To run this system, you must supply a keywords file. Each word in the inner arrays will be tracked on twitter, and the outer categories will be used to summarize the data. For example, if you were worndering what type of alcoholic beverages people tweeted about most often, you would do something like this in the `keywords.json' file.
{
"wine": {
"color": "red",
"track": [
"cabernet sauvignon",
"merlot",
"chardonnay"
]
},
"beer": {
"color": "orange",
"track": [
"IPA",
"trippel",
"lager",
"stout"
]
},
"cocktails": {
"color": "yellow",
"track": [
"negroni",
"margarita",
"martini"
]
}
cabernet sauvignon, merlot, chardonnay, IPA, etc. would be tracked on twitter, then the processor file would put each tweet containing whatever word into its outer "category", and corresponding geo-tagged tweets would appear as points on the map in the specified "color" attribute.

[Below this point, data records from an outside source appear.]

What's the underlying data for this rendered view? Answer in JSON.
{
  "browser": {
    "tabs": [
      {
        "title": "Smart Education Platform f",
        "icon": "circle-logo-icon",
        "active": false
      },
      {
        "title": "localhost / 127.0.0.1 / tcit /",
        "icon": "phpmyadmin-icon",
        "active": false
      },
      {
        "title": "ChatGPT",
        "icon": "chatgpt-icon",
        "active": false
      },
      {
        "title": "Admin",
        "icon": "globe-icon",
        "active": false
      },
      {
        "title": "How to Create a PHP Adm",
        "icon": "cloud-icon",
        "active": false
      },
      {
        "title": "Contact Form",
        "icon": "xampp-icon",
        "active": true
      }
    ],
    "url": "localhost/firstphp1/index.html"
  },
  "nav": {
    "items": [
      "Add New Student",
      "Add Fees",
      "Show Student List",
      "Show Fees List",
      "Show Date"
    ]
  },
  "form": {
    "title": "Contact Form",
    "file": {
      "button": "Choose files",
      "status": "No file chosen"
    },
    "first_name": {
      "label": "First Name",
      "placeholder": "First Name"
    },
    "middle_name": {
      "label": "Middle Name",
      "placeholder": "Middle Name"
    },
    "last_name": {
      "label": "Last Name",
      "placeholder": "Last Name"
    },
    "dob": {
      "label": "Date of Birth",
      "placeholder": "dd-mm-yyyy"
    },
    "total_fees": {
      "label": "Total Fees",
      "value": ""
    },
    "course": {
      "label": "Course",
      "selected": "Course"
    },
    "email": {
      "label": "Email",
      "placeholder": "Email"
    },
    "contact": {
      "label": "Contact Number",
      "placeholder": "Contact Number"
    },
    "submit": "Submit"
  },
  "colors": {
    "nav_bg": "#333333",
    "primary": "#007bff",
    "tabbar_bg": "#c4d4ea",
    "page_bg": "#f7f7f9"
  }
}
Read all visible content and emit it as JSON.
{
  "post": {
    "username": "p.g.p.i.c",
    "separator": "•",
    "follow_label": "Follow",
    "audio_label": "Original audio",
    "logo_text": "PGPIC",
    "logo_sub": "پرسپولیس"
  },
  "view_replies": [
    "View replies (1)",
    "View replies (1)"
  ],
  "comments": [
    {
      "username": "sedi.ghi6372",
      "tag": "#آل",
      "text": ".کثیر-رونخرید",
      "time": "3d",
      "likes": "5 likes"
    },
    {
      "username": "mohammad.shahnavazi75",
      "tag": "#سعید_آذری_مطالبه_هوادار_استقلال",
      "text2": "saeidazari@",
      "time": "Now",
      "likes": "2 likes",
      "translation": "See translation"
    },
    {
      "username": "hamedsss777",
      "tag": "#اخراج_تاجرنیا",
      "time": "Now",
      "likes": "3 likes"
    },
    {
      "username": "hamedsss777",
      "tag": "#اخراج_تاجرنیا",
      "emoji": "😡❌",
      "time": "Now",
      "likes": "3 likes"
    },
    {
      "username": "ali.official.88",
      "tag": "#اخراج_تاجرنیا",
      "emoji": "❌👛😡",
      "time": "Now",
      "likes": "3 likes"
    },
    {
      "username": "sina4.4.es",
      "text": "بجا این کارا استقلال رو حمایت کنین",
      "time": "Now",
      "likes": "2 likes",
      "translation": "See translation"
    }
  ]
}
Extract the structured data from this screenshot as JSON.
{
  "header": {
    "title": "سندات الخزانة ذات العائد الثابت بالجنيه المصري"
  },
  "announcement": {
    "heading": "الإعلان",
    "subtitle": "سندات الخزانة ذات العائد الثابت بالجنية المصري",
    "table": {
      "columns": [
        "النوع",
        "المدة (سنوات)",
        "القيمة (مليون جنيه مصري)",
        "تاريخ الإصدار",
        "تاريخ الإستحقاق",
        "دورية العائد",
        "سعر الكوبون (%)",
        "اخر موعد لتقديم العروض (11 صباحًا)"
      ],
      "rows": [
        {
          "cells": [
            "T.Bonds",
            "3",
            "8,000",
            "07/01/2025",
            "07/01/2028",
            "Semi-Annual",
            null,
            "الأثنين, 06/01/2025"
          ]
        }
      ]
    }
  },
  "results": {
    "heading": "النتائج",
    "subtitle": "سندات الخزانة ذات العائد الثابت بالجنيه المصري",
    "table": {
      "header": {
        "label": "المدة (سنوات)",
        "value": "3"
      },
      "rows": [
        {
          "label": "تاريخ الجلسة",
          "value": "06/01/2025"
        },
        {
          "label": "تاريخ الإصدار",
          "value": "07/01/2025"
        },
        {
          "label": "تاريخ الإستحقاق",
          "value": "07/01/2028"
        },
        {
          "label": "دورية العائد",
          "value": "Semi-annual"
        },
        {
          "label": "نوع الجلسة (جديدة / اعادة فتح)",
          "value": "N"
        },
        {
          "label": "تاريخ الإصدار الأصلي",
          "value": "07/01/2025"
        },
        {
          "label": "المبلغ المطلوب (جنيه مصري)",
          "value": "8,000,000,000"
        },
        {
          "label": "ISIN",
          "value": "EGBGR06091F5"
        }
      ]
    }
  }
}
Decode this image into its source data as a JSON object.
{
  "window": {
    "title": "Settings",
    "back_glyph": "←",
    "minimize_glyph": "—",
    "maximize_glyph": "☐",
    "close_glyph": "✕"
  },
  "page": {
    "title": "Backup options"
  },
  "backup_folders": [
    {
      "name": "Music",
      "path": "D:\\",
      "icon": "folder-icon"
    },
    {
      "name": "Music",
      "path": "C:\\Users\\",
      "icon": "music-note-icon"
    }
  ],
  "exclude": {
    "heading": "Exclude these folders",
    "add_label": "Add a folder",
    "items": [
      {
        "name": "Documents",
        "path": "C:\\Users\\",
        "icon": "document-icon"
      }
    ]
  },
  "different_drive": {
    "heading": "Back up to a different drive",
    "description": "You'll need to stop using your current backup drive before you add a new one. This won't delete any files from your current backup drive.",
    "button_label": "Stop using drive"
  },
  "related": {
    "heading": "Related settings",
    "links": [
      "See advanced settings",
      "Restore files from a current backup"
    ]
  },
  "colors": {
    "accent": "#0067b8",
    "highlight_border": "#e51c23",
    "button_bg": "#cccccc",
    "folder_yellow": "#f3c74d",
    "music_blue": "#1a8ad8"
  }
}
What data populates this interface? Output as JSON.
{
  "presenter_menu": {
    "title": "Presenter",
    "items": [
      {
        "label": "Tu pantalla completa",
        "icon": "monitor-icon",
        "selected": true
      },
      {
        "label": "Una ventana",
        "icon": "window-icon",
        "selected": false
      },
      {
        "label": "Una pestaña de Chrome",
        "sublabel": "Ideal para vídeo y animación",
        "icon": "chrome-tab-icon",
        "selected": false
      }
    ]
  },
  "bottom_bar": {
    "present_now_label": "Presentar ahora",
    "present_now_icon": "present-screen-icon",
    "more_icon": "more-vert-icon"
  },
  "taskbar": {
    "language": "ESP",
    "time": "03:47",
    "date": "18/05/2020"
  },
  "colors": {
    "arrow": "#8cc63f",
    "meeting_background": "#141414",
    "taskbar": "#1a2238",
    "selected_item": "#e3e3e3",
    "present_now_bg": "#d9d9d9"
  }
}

You must provide your Twitter API credentials in the following format:
{
"consumer_key" : "your key",
"consumer_secret" : "your secret",
"access_token_key" : "your token key",
"access_token_secret" : "your token secret"
}
You must provide the connection URI of a MongoDB instance and an Express server in the following format:
{
"mongo": {
"connect": "mongodb://<your connection info>"
},
"express": {
"address": "0.0.0.0",
"streamPort": 3000
}
}
Run each of the following commands seperately in the order listed below and make sure they output something that isn't an error.
npm install
node consume.js
node server.js
node process.js
Data should start appearing on a webpage at localhost:8080
after a few seconds.
server.js
provides web applications features through Express.js. It serves content inpublic/
andviews/
.consume.js
establishes a connection to the Twitter API and writes tweets to mongo as soon as they are recieved.process.js
reads tweets off of mongo and does initial processing on them. It then writes generated data back to the same mongo instance.
In order to normalize the data for population data (to see if any specific county has relatively more tweets about your topic than other areas), you can use the counties/box.js
file to generate a GeoJSON file that will be loaded into the counties page on the Express.js application. This feature is definitely in the "experimental" phase.